I love brunch.
If that's all I wrote and walked away from my computer I think you'd get an idea how this goes down. I'd talk about breakfast potatoes/hash browns, coffee in kitschy cups and tucked away cafes. Maybe I'd mention a light Pacific Northwest sprinkle and lament on the art of a coffee bean. However, I think I'll ramble about berries and the beauty of a cast iron pan.
Very rarely do A and I make the same thing for brunch. Sure, we've had more pancakes before mountain adventures than I can even count, but the ingredients we're never the same. Fine, there has been an egg or two but rarely are they prepared in the same way nor are the veggie mix-ins repeated. So it goes without saying that this oven puffed pancake is a winner based on the fact that it's on a second run. Same ingredients, same preparation, maybe a bit warmer weather. Well, it is Juneuary so that last part may not be true.
As it comes together quickly and can incorporate whatever produce is in season, I highly recommend making this when entertaining guests or impressing your parents when visiting home. If they don't already own a cast iron pan (side note: Mom & Dad - suggestion for the one I got you for Christmas), buy them one now. They raised you, it's the least you can do. Peer pressure!
Saturday morning is only 3 days away so ready the kitchen for the greatest brunch you've ever tasted!
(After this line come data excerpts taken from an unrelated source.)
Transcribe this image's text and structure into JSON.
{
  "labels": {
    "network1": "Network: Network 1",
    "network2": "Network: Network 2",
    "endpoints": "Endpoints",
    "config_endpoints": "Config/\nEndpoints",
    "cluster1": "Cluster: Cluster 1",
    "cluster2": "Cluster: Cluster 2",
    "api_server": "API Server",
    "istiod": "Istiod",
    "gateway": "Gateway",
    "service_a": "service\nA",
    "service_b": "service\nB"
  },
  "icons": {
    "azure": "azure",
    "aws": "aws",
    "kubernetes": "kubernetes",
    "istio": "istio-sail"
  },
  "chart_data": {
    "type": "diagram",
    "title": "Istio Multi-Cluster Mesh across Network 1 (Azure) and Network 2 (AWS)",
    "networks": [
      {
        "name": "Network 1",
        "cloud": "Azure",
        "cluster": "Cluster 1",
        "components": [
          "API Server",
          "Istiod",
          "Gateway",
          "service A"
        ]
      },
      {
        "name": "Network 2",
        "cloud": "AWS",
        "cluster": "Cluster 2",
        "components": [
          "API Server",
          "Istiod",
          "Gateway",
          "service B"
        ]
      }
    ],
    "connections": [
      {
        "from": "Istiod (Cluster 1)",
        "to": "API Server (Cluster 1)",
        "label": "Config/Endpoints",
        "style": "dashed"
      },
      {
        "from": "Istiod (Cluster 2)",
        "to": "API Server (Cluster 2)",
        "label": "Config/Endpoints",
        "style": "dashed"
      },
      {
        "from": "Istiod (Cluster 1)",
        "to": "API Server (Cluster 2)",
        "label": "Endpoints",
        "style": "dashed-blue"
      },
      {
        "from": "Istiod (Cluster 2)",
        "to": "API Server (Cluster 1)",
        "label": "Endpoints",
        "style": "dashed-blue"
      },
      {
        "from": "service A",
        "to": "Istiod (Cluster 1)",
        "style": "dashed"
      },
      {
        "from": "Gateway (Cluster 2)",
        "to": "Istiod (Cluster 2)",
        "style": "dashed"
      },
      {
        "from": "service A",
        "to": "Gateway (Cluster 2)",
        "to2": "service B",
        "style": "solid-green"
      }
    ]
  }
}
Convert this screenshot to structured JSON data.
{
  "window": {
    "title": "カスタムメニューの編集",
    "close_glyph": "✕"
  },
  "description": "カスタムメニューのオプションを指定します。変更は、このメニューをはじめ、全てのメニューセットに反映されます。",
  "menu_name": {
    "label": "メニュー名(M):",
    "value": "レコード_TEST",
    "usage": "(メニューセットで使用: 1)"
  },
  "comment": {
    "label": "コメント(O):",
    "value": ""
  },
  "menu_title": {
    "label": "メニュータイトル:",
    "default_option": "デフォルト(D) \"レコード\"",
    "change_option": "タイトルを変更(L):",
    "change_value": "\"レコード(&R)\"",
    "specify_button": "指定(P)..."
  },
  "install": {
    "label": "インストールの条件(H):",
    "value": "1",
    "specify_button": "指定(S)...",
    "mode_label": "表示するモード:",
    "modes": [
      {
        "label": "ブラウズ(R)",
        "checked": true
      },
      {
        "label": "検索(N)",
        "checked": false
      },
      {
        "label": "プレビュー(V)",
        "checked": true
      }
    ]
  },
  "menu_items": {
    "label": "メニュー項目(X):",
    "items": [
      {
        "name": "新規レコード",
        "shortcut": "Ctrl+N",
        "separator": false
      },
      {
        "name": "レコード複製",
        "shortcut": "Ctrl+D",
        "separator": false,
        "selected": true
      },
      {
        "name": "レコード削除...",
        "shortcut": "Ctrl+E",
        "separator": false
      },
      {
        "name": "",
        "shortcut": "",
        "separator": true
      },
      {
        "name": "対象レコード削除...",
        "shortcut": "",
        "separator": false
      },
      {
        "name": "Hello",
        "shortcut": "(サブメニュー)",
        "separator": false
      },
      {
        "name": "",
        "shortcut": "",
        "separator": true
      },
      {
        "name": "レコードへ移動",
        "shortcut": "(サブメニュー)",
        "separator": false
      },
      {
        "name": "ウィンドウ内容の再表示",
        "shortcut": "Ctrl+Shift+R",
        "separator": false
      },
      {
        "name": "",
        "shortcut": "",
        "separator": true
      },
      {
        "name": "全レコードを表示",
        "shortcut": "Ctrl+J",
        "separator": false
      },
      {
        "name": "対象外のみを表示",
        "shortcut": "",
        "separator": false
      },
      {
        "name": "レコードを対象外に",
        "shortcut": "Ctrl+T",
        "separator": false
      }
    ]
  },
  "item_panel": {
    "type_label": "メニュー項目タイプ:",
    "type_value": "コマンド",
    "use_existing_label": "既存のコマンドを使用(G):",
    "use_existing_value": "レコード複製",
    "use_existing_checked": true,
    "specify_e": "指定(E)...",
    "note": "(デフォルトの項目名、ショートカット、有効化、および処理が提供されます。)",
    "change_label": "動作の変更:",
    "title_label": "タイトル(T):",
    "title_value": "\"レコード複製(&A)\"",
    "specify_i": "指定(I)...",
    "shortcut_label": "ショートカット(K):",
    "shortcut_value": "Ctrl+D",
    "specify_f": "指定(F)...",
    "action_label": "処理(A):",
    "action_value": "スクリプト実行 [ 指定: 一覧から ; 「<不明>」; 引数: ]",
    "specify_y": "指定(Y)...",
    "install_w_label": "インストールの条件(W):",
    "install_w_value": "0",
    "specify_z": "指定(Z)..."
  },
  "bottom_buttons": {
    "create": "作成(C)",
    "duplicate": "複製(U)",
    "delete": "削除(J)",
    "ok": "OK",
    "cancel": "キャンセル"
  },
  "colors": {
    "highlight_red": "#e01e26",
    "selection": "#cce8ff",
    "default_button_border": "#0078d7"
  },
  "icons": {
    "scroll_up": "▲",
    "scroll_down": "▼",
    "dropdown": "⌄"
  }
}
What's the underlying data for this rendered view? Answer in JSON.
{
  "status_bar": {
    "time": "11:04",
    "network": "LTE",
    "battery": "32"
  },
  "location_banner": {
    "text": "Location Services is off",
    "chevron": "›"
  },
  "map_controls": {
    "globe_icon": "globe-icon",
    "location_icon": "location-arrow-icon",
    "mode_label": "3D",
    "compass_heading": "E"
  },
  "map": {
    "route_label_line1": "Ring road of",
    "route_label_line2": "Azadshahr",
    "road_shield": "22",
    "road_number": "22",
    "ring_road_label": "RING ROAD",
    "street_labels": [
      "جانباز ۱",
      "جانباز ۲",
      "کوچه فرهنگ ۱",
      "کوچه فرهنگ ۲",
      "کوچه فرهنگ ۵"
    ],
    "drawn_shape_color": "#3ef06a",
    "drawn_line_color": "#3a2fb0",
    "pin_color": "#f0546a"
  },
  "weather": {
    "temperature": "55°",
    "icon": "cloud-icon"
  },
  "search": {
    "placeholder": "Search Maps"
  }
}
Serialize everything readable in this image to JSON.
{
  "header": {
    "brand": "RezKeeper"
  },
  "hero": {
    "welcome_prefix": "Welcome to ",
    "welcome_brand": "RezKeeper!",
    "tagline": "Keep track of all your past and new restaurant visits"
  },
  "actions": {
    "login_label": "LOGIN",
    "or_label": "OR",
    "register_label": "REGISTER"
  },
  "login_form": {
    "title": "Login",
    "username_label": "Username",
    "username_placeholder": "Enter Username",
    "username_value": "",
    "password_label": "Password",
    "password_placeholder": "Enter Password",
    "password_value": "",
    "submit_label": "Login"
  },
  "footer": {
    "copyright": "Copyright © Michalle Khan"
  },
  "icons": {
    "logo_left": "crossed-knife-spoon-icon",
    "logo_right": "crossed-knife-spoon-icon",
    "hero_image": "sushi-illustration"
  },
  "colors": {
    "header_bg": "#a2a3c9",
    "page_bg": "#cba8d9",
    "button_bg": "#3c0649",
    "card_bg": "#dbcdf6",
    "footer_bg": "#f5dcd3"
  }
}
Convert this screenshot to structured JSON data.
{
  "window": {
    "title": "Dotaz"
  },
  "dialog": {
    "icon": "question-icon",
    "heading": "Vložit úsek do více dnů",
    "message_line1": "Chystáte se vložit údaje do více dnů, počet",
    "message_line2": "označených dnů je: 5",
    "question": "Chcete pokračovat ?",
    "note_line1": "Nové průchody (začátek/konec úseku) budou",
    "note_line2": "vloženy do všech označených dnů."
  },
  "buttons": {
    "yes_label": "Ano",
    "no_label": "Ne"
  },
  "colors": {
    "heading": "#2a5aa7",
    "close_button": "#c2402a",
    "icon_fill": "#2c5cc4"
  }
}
Oven-Puffed Pancake with Berries
Adapted from Two Tarts
- 3 tbs goat butter
- 3/4 cup all-purpose flour
- 1/2 tsp salt
- 3 eggs
- 1 cup almond milk
- 1 tsp vanilla extract
- 1 cup blueberries, raspberries, or blackberries (or combination), fresh or frozen
- Preheat the oven to 450 F. Place the goat butter in a 10-in cast iron skillet, and place it in the oven.
- Combine the flour and salt in a large mixing bowl. In another bowl, whisk together eggs, almond milk milk, and vanilla. Add this to the dry ingredients, and whisk until combined and smooth.
- Wearing an oven mitt, remove the hot skillet from the oven (the butter should be bubbling), and pour in the batter all at once. Sprinkle the berries evenly over the top, and return the skillet to the oven. Bake until the pancake is nicely browned and puffed around the edges, 12 to 15 minutes.
- Remove the pancake from the oven (don't forget that oven mitt!). Cut into wedges and serve with a bit of maple syrup or powdered sugar.